Luckily, there was plenty of evidence for the HSC to ascertain the policy underlying this ordinance. In the end, the HSC noted that the City Council passed this ordinance to regulate those requesting or demanding money from tourists in exchange for using animals. It was not designed to prevent folks from displaying and presenting animals to tourists or even prevent them from having tourists snap pictures with them.

Witnessing a Transaction is Not Enough to Prove “Solicitation.” Turning to this case, the HSC noted that there was only evidence of people paying Abel after he took a picture of them with parrots on them. The prosecution, however, has to prove a demand or request for money or gifts. No such demand was proven. According to the HSC, “Sgt. Christensen did not hear any conversations between Abel and other individuals, or overhear any statement or comment regarding a fee. There was no evidence that Abel had a sign requesting money or a tip jar on the public sidewalk that would imply money was expected. Likewise, there was no evidence that Abel made any hand or head gestures indicating a request for money.” And so, the conviction was reversed for lack of evidence.
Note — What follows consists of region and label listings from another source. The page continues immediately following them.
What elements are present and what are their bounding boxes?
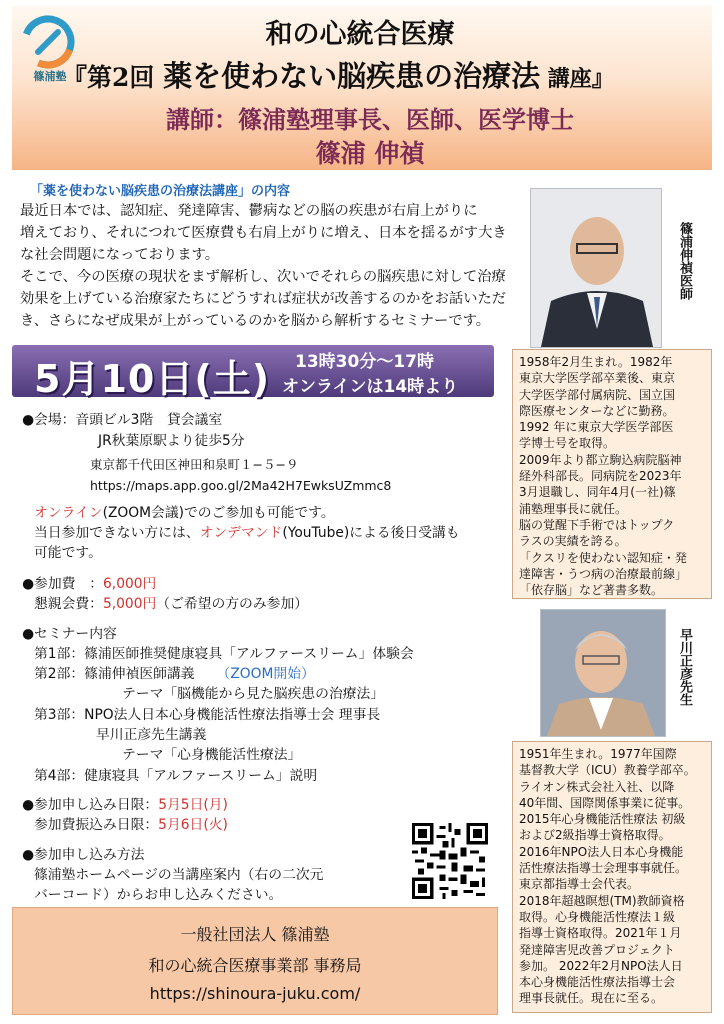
party-note: （ご希望の方のみ参加） <box>156 596 309 612</box>
venue-line: ●会場：音頭ビル3階 貸会議室 <box>22 412 223 428</box>
party-value: 5,000円 <box>102 596 157 612</box>
program-heading: ●セミナー内容 <box>22 626 117 642</box>
deadline2-value: 5月6日(火) <box>158 817 228 833</box>
apply-heading: ●参加申し込み方法 <box>22 847 145 863</box>
deadline-line1 <box>22 795 228 815</box>
intro-line: そこで、今の医療の現状をまず解析し、次いでそれらの脳疾患に対して治療 <box>20 269 506 285</box>
bio-line: 「依存脳」など著書多数。 <box>519 583 664 598</box>
deadline-line2 <box>34 815 228 835</box>
part2-text: 第2部：篠浦伸禎医師講義 <box>34 666 195 682</box>
footer-org: 一般社団法人 篠浦塾 <box>180 925 330 944</box>
bio-line: 発達障害児改善プロジェクト <box>519 942 675 957</box>
deadline1-value: 5月5日(月) <box>158 797 228 813</box>
bio-line: 2009年より都立駒込病院脳神 <box>519 452 682 467</box>
footer-dept: 和の心統合医療事業部 事務局 <box>148 956 362 975</box>
program-part2-theme: テーマ「脳機能から見た脳疾患の治療法」 <box>122 686 385 702</box>
event-date: 5月10日(土) <box>34 357 271 401</box>
bio-line: 本心身機能活性療法指導士会 <box>519 975 676 990</box>
lecturer-name: 篠浦 伸禎 <box>315 139 425 168</box>
program-part3: 第3部：NPO法人日本心身機能活性療法指導士会 理事長 <box>34 707 381 723</box>
intro-line: な社会問題になっております。 <box>20 247 220 263</box>
venue-access: JR秋葉原駅より徒歩5分 <box>98 433 245 449</box>
intro-heading: 「薬を使わない脳疾患の治療法講座」の内容 <box>30 184 291 199</box>
lecture-title <box>62 54 722 95</box>
speaker1-bio <box>512 349 712 599</box>
venue-address: 東京都千代田区神田和泉町１−５−９ <box>90 457 299 472</box>
venue-map-link[interactable]: https://maps.app.goo.gl/2Ma42H7EwksUZmmc8 <box>90 478 392 493</box>
bio-line: 学博士号を取得。 <box>519 436 616 451</box>
bio-line: 理事長就任。現在に至る。 <box>519 991 664 1006</box>
speaker2-name: 早川正彦先生 <box>677 628 692 706</box>
bio-line: 活性療法指導士会理事事就任。 <box>519 861 688 876</box>
intro-text <box>20 200 520 332</box>
intro-line: き、さらになぜ成果が上がっているのかを脳から解析するセミナーです。 <box>20 313 491 329</box>
bio-line: 1951年生まれ。1977年国際 <box>519 747 677 761</box>
bio-line: 東京大学医学部卒業後、東京 <box>519 371 676 386</box>
party-label: 懇親会費： <box>34 596 103 612</box>
bio-line: 際医療センターなどに勤務。 <box>519 403 675 418</box>
program-part1: 第1部：篠浦医師推奨健康寝具「アルファースリーム」体験会 <box>34 646 414 662</box>
lecture-title-open: 『第2回 <box>62 63 164 92</box>
bio-line: 2018年超越瞑想(TM)教師資格 <box>519 893 685 908</box>
bio-line: 参加。 2022年2月NPO法人日 <box>519 958 683 973</box>
online-time: オンラインは14時より <box>282 377 459 397</box>
ondemand-label: オンデマンド <box>199 525 283 541</box>
speaker1-photo <box>530 188 662 348</box>
bio-line: および2級指導士資格取得。 <box>519 828 671 843</box>
bio-line: 浦塾理事長に就任。 <box>519 501 628 516</box>
contact-footer <box>12 907 498 1015</box>
bio-line: 経外科部長。同病院を2023年 <box>519 469 682 484</box>
bio-line: 達障害・うつ病の治療最前線」 <box>519 566 688 581</box>
deadline2-label: 参加費振込み日限： <box>34 817 159 833</box>
lecturer-line: 講師：篠浦塾理事長、医師、医学博士 <box>166 105 574 134</box>
speaker2-bio <box>512 741 712 1013</box>
intro-line: 効果を上げている治療家たちにどうすれば症状が改善するのかをお話いただ <box>20 291 507 307</box>
ondemand-line <box>34 523 460 543</box>
deadline1-label: ●参加申し込み日限： <box>22 797 159 813</box>
bio-line: 「クスリを使わない認知症・発 <box>519 550 687 565</box>
fee-line <box>22 574 156 594</box>
ondemand-pre: 当日参加できない方には、 <box>34 525 200 541</box>
program-part3-lecture: 早川正彦先生講義 <box>96 727 207 743</box>
bio-line: 指導士資格取得。2021年１月 <box>519 926 682 941</box>
bio-line: 2016年NPO法人日本心身機能 <box>519 844 684 859</box>
online-label: オンライン <box>34 505 103 521</box>
apply-line2: バーコード）からお申し込みください。 <box>34 887 283 903</box>
fee-label: ●参加費 ： <box>22 576 104 592</box>
event-time: 13時30分～17時 <box>295 352 434 372</box>
program-part4: 第4部：健康寝具「アルファースリーム」説明 <box>34 768 318 784</box>
part2-zoom: （ZOOM開始） <box>216 666 315 682</box>
bio-line: 脳の覚醒下手術ではトップク <box>519 517 675 532</box>
online-text: (ZOOM会議)でのご参加も可能です。 <box>102 505 335 521</box>
online-line1 <box>34 503 335 523</box>
ondemand-line3: 可能です。 <box>34 545 102 561</box>
program-part2 <box>34 664 315 684</box>
bio-line: 1992 年に東京大学医学部医 <box>519 420 674 435</box>
bio-line: 東京都指導士会代表。 <box>519 877 640 892</box>
bio-line: 40年間、国際関係事業に従事。 <box>519 795 691 810</box>
intro-line: 増えており、それにつれて医療費も右肩上がりに増え、日本を揺るがす大き <box>20 225 507 241</box>
logo-text: 篠浦塾 <box>33 70 67 83</box>
lecture-title-suffix: 講座』 <box>540 66 614 92</box>
speaker2-photo <box>540 609 666 737</box>
lecture-title-main: 薬を使わない脳疾患の治療法 <box>163 59 541 93</box>
speaker1-name: 篠浦伸禎医師 <box>677 222 692 300</box>
bio-line: 大学医学部付属病院、国立国 <box>519 387 676 402</box>
bio-line: 基督教大学（ICU）教養学部卒。 <box>519 763 696 778</box>
bio-line: 1958年2月生まれ。1982年 <box>519 355 673 369</box>
bio-line: 取得。心身機能活性療法１級 <box>519 909 676 924</box>
fee-value: 6,000円 <box>103 576 157 592</box>
party-fee-line <box>34 594 308 614</box>
intro-line: 最近日本では、認知症、発達障害、鬱病などの脳の疾患が右肩上がりに <box>20 203 478 219</box>
ondemand-rest: (YouTube)による後日受講も <box>282 525 460 541</box>
bio-line: ラスの実績を誇る。 <box>519 534 627 549</box>
bio-line: ライオン株式会社入社、以降 <box>519 779 675 794</box>
footer-url[interactable]: https://shinoura-juku.com/ <box>149 984 361 1003</box>
bio-line: 2015年心身機能活性療法 初級 <box>519 812 686 827</box>
apply-line1: 篠浦塾ホームページの当講座案内（右の二次元 <box>34 867 324 883</box>
header-title: 和の心統合医療 <box>265 19 455 50</box>
program-part3-theme: テーマ「心身機能活性療法」 <box>122 747 302 763</box>
bio-line: 3月退職し、同年4月(一社)篠 <box>519 485 676 500</box>
qr-code-icon[interactable] <box>412 823 488 899</box>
Proving a Demand or Request. The HSC has drawn a very fine line. Folks standing around with birds in Waikiki can put their birds on tourists and let them take pictures with them so long as they don’t “request or demand” money or gifts. That means you can’t ask, put your hand out, or even have a tip jar “that would imply money was expected.” What about a “DONATIONS WELCOMED, (BUT NOT REQUESTED)” sign? Surely that’s not a demand, but perhaps it’s more of a request. So what if the sign said “DONATIONS WELCOMED (BUT NOT REQUESTED)”? Perhaps at that point a birdman would be tempting fate. What about a jar full of dollar bills and no sign at all? Would that “imply money was expected?” At least these guys are happy for now.